The New York Times helped Donald Trump win the election with their Oct. 31st article saying there was no evidence of collusion between the Trump campaign and Russia. Now, they’ve put out a new article, basically apologizing for their previous article (NO, YOU ARE NOT FORGIVEN) and laying out how the investigation began and dropping some fact bombs.
So, basically, George Papadopoulos, a former member of the foreign policy advisory panel to Donald Trump’s 2016 presidential campaign, got drunk and was bragging to the Australian ambassador, who told the F.B.I. about his meeting with the campaign adviser, George Papadopoulos. All this occurred just days after they closed their investigation into Hillary Clinton’s use of a private email server. The treatment of the two cases by the FBI could not be more different.
Agents considered, then rejected, interviewing key Trump associates, which might have sped up the investigation but risked revealing the existence of the case. Top officials quickly became convinced that they would not solve the case before Election Day, which made them only more hesitant to act. When agents did take bold investigative steps, like interviewing the ambassador, they were shrouded in secrecy and fearful of leaks. Only about five Justice Department officials knew the full scope of the case, officials said, not the dozen or more who might normally be briefed on a major national security case.
The facts, had they surfaced, might have devastated the Trump campaign: Mr. Trump’s future national security adviser was under investigation, as was his campaign chairman. One adviser appeared to have Russian intelligence contacts. Another was suspected of being a Russian agent himself. In the Clinton case, Comey, Former Director of the FBI, has said he erred on the side of transparency. When The New York Times tried to assess the state of the investigation in October 2016, law enforcement officials cautioned against drawing any conclusions, resulting in a story that significantly played down the case. At least, this is the excuse the NY Times is putting forth for helping the Trump campaign (No, you are STILL not forgiven).
The result, though, is that Comey broke with both policy and tradition in Clinton’s case, but hewed closely to the rules for Trump. Crossfire Hurricane began with a focus on four campaign officials.

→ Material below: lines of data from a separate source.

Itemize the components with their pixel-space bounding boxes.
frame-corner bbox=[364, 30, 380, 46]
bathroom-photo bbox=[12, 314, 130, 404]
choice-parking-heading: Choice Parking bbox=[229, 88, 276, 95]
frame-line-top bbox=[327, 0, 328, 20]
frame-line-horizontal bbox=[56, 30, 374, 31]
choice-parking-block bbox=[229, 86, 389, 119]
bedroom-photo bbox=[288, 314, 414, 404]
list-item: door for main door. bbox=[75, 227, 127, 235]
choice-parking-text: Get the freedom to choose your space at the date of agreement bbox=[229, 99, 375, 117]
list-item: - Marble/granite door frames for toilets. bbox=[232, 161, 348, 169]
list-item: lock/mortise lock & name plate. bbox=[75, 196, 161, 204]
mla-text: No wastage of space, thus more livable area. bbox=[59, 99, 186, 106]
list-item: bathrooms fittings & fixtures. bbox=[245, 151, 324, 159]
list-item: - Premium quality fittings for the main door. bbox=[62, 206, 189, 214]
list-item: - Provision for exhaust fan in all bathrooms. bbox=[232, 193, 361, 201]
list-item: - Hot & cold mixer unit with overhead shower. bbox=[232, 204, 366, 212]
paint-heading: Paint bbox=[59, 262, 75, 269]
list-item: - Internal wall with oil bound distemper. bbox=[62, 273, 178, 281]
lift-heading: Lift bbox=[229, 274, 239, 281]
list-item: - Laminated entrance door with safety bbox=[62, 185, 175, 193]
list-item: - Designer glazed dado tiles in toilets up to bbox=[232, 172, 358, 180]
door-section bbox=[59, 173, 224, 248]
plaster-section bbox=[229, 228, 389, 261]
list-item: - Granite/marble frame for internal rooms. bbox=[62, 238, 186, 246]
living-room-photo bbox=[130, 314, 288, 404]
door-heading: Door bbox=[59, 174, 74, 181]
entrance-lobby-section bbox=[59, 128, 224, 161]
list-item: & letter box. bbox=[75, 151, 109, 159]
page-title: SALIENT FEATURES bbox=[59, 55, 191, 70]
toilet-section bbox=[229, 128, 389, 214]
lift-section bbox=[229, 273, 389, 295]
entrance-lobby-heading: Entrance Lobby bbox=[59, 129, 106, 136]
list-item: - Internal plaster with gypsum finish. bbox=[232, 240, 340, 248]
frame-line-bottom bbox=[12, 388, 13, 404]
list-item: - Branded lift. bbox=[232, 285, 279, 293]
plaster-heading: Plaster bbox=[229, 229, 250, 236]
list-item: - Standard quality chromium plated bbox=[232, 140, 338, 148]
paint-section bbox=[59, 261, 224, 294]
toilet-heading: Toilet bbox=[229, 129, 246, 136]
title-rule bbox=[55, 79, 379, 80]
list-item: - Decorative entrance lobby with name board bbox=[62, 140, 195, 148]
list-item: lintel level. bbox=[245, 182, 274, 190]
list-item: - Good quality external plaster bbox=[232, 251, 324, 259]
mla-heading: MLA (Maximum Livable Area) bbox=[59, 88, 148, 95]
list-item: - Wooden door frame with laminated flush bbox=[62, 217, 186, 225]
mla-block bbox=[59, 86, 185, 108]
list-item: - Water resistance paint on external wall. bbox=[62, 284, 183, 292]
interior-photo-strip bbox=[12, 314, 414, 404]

A year and a half later, no public evidence has surfaced connecting Trump’s advisers to the hacking or linking Trump himself to the Russian government’s disruptive efforts. But the NYT article’s tone and headline (the one we won’t forgive them for) — “Investigating Donald Trump, F.B.I. Sees No Clear Link to Russia” — gave an air of finality to an investigation that was just beginning in the week before election day. Two weeks before Trump’s inauguration, senior American intelligence officials briefed him at Trump Tower in Manhattan on Russian hacking and deception. They reported that Vladimir Putin had tried to sow chaos in the election, undermine Clinton and ultimately help Trump win.
Comey met with Trump privately, revealing the Steele reports and warning that journalists had obtained them and assured Trump that the F.B.I. intended to protect him on this point. Mr. Trump was not convinced — either by the Russia briefing or by Comey’s assurances. Hours earlier, Trump told The NY Times that stories about Russian election interference were being pushed by his adversaries to distract from his victory and he debuted what would quickly become a favorite phrase: “This is a political witch hunt.”